3/28: The logistic rate is slightly lower, and need more time to reach the maximum value.
4/5: The logistic rate become reasonable compared to other countries. However, due to the initial speed is too high, the final cases might reach 50,0000+.
4/13: The logistic rate is lower and more close to other countries. The final cases might reach about 700,000.
4/21: The logistic rate is at the same level compared to other countries. The final cases might reach about 900,000+300,000=1,200,000. (since current predict model is underestimated about 200,000 per 8 days, 300,000 is added by 12 days.)

By 3/28, the slowing down date of the US is about 4/11.
By 4/5, the slowing down date of the US is about 4/18.
By 4/13, the slowing down date of the US is about 4/22.
By 4/21, the slowing down date of the US is about 5/3.

Final Update

The initial idea is that since this virus is a new virus, we didn't have enough information about it, but we still want to simulate and project the case curve with limited data and information.
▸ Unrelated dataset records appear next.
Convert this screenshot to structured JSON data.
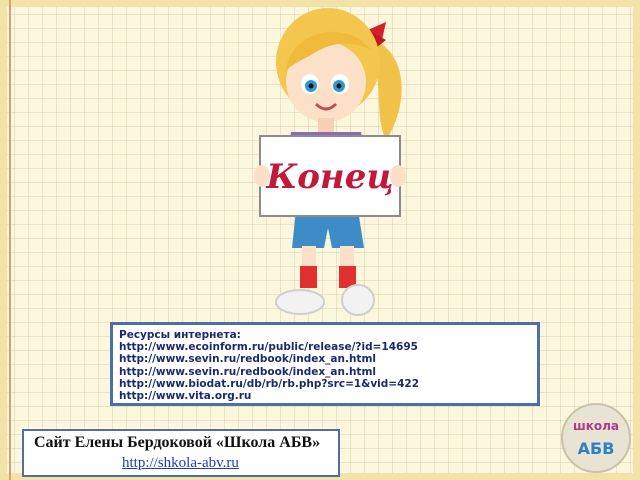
{
  "sign": {
    "text": "Конец"
  },
  "resources": {
    "title": "Ресурсы интернета:",
    "links": [
      "http://www.ecoinform.ru/public/release/?id=14695",
      "http://www.sevin.ru/redbook/index_an.html",
      "http://www.sevin.ru/redbook/index_an.html",
      "http://www.biodat.ru/db/rb/rb.php?src=1&vid=422",
      "http://www.vita.org.ru"
    ]
  },
  "credit": {
    "line1": "Сайт  Елены Бердоковой  «Школа АБВ»",
    "url": "http://shkola-abv.ru"
  },
  "logo": {
    "top": "школа",
    "bottom": "АБВ"
  },
  "colors": {
    "background": "#fbf6dc",
    "frame": "#f2e2a8",
    "box_border": "#4f6ea8",
    "sign_text": "#c2183a"
  }
}
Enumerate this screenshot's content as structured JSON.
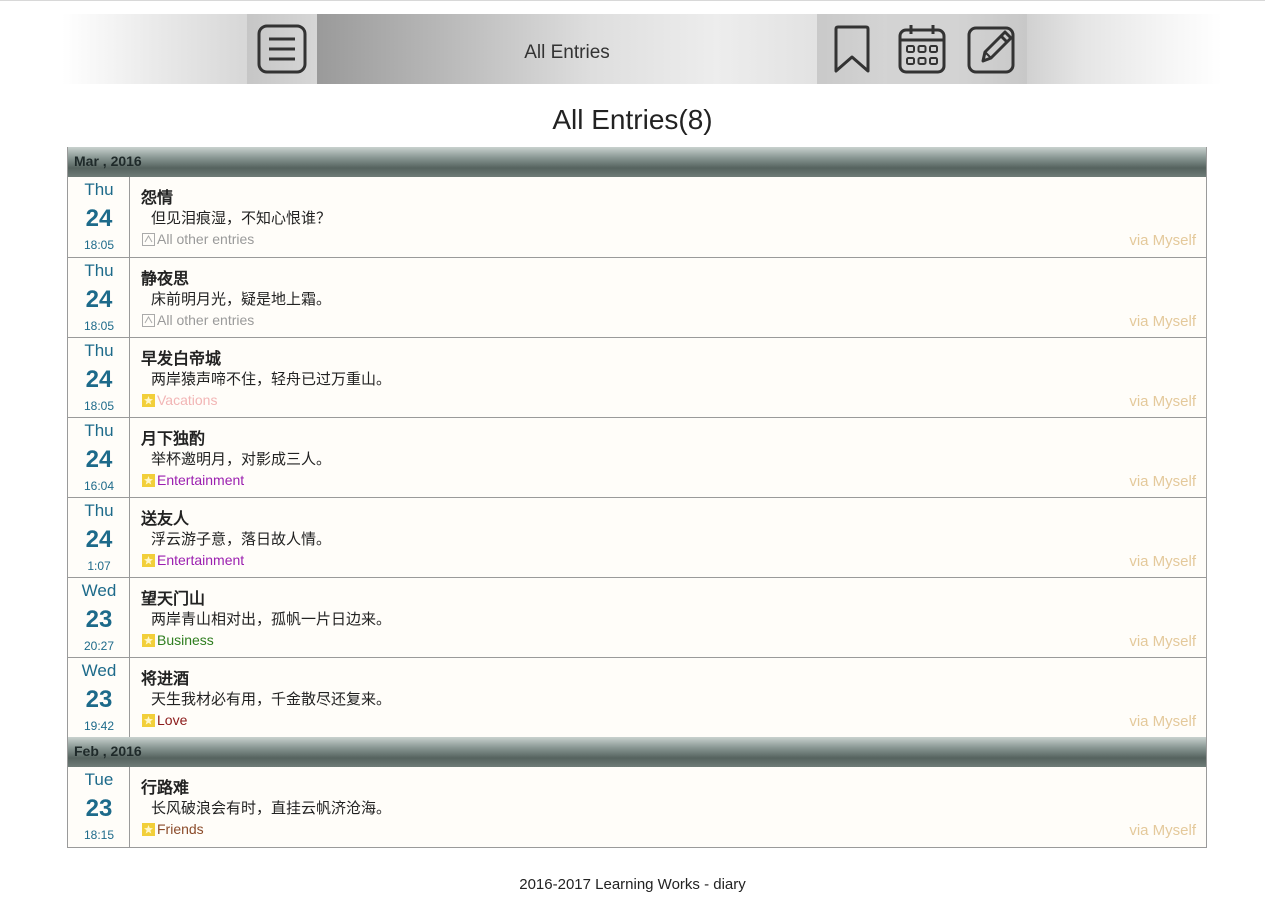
{
  "header": {
    "title": "All Entries"
  },
  "page_title": "All Entries(8)",
  "icons": {
    "menu": "menu-icon",
    "bookmark": "bookmark-icon",
    "calendar": "calendar-icon",
    "edit": "edit-icon"
  },
  "colors": {
    "date_text": "#1d6a8a",
    "via_text": "#e4c99b",
    "cat_uncategorized": "#9a9a9a",
    "cat_vacations": "#f2b5b5",
    "cat_entertainment": "#9b1fb0",
    "cat_business": "#2e7d1e",
    "cat_love": "#8b1a1a",
    "cat_friends": "#8b4b2a"
  },
  "months": [
    {
      "label": "Mar , 2016",
      "entries": [
        {
          "dow": "Thu",
          "day": "24",
          "time": "18:05",
          "title": "怨情",
          "body": "但见泪痕湿，不知心恨谁？",
          "category": "All other entries",
          "cat_style": "uncat",
          "via": "via Myself"
        },
        {
          "dow": "Thu",
          "day": "24",
          "time": "18:05",
          "title": "静夜思",
          "body": "床前明月光，疑是地上霜。",
          "category": "All other entries",
          "cat_style": "uncat",
          "via": "via Myself"
        },
        {
          "dow": "Thu",
          "day": "24",
          "time": "18:05",
          "title": "早发白帝城",
          "body": "两岸猿声啼不住，轻舟已过万重山。",
          "category": "Vacations",
          "cat_style": "vacations",
          "via": "via Myself"
        },
        {
          "dow": "Thu",
          "day": "24",
          "time": "16:04",
          "title": "月下独酌",
          "body": "举杯邀明月，对影成三人。",
          "category": "Entertainment",
          "cat_style": "entertainment",
          "via": "via Myself"
        },
        {
          "dow": "Thu",
          "day": "24",
          "time": "1:07",
          "title": "送友人",
          "body": "浮云游子意，落日故人情。",
          "category": "Entertainment",
          "cat_style": "entertainment",
          "via": "via Myself"
        },
        {
          "dow": "Wed",
          "day": "23",
          "time": "20:27",
          "title": "望天门山",
          "body": "两岸青山相对出，孤帆一片日边来。",
          "category": "Business",
          "cat_style": "business",
          "via": "via Myself"
        },
        {
          "dow": "Wed",
          "day": "23",
          "time": "19:42",
          "title": "将进酒",
          "body": "天生我材必有用，千金散尽还复来。",
          "category": "Love",
          "cat_style": "love",
          "via": "via Myself"
        }
      ]
    },
    {
      "label": "Feb , 2016",
      "entries": [
        {
          "dow": "Tue",
          "day": "23",
          "time": "18:15",
          "title": "行路难",
          "body": "长风破浪会有时，直挂云帆济沧海。",
          "category": "Friends",
          "cat_style": "friends",
          "via": "via Myself"
        }
      ]
    }
  ],
  "footer": "2016-2017 Learning Works - diary"
}
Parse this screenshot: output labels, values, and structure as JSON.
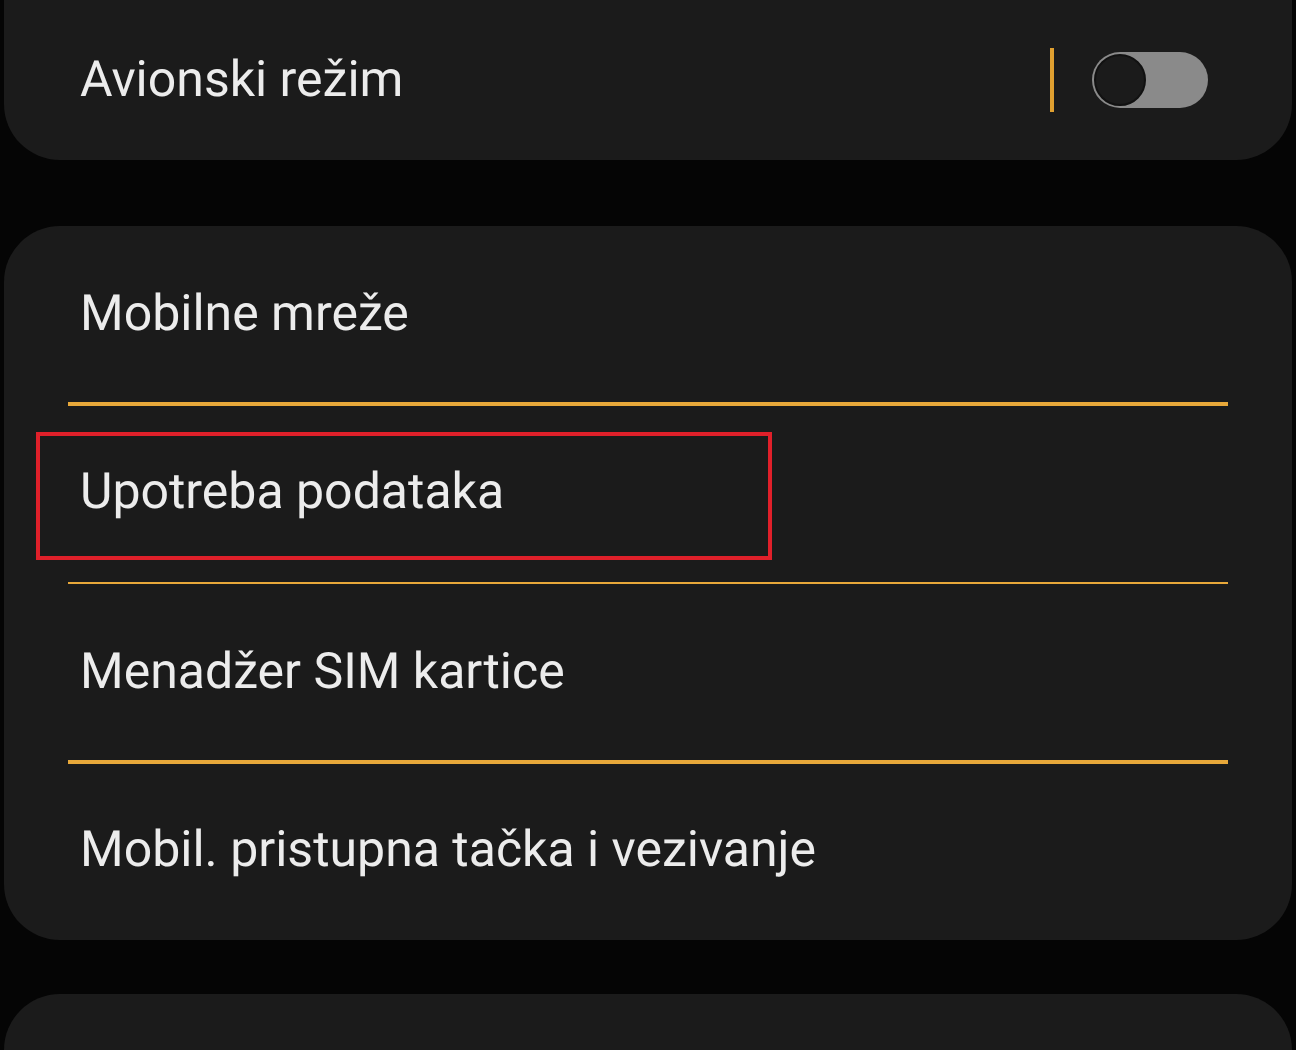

Thus, we just assume that each country's time series obey the same pattern as China's Data, which is "pattern matching" method. However, we noticed that the Institute for Health Metrics and Evaluation (IHME) used similar method in their very early version, and through further observation, the accuracy of their prediction is very poor. Thus, we just gave up this model and idea. Moreover, due to the influence of multiple factors, the statistics of the number of positive cases are not accurate and stable in fact, so it is better to use the death cases to model.

Currently, we think the best projection for COVID-19 is covid19-projections.com, Youyang Gu GitHub. More info after the website ends its projection after Nov 1.

Reference and Acknowledgment

CSSEGISandData, CSSE, CSSE GitHub

Disclaimer

All information, content, and material of this project is for informational and academic purposes only and are not intended to serve as a substitute for the consultation, diagnosis, and/or medical treatment of a qualified physician or healthcare provider.